Claire Knight, head of data protection at L’Oréal
One of the challenges in the future is that many people don’t understand how these technologies work. I often get technologies coming into the business, and I say, “Draw me a diagram,” and they can’t. So if they can’t do it, how can our marketing team do it? If we don’t explain to the consumer what our value is, consumers will just opt out. The incentive is on us to be a bit more creative in providing the consumer what they want.

Gillian McNulty, senior loyalty analyst at Boots
If you tell [people] how you use their data, you get the most engaged customers, so that seems like the best way to go about it rather than to con people into giving you bits of information.

But at the same time, you have slightly old-school marketers who are very much “Oh but if you get people to opt in, [as opposed to] opt out, then suddenly you get a lot less people to market to.” And now with Brexit, that’s made things all the more complicated.
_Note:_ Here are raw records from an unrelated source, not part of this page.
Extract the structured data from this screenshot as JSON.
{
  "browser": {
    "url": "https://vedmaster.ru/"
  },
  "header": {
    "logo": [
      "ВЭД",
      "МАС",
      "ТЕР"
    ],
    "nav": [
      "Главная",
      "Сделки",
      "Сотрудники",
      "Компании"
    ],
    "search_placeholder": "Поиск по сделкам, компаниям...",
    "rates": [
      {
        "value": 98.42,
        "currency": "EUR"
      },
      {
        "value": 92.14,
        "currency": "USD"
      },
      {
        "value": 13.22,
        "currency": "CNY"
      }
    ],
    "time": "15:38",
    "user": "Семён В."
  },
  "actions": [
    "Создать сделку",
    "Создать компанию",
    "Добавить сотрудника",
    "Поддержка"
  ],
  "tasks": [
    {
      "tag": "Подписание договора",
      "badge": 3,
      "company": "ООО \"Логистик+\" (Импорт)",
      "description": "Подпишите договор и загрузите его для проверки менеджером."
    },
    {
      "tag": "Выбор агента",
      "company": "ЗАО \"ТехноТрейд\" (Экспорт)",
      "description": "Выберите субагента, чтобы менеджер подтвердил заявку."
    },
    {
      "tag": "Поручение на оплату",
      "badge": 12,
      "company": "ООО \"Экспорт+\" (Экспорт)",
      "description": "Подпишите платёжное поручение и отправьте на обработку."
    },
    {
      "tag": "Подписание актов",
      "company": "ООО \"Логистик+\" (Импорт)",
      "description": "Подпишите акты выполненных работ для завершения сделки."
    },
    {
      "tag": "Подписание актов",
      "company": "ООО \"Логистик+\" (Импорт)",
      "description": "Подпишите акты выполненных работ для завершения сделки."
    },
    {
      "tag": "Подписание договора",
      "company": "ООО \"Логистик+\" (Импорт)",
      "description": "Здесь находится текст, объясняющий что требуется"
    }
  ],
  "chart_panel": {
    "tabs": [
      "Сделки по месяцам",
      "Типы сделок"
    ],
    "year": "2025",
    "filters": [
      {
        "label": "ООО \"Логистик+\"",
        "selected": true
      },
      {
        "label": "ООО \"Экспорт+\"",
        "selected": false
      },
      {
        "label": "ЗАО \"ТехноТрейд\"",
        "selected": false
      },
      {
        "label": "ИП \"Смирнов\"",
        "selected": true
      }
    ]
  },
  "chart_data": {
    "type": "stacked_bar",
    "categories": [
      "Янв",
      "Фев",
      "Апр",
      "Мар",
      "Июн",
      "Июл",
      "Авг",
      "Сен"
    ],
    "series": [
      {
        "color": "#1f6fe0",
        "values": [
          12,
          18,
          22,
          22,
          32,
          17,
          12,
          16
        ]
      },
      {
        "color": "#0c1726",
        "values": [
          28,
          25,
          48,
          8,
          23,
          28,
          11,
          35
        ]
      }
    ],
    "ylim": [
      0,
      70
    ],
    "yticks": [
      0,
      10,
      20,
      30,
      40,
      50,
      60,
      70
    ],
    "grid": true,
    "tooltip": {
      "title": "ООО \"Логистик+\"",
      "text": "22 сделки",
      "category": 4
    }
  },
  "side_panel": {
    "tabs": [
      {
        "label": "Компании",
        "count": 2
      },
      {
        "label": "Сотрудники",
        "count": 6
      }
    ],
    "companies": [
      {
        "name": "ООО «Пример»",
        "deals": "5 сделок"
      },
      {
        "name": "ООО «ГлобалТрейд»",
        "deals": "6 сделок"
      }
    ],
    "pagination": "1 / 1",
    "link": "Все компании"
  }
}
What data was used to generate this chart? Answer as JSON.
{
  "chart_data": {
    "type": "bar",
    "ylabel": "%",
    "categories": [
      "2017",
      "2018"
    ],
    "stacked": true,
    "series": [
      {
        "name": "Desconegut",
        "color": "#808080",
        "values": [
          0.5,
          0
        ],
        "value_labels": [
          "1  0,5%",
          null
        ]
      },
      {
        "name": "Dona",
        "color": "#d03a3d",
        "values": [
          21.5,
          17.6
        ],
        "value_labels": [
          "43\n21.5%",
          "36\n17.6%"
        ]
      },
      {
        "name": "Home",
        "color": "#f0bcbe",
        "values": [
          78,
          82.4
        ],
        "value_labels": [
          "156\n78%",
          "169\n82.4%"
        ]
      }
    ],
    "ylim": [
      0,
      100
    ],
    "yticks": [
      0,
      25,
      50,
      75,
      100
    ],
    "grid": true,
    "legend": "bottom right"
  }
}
We’re trying to convince the company GDPR is the right thing to do across the board, not just for EU customers.

Simon Daniels, head of marketing operations at Hanson Wade
We’re obviously at this point where there’s more heat than light. We’re still waiting for more answers. Consent is crucial. What does it mean to get explicit consent? And to what extent do we need consent? Profiling covers just about anything you can do with a database, so that’s crucial question for us.

Another is how the new legislation interacts with the existing legislation. The electronic privacy regulations don’t go away, so you’ve got layers of stuff on top of each other which makes life that little bit more complicated.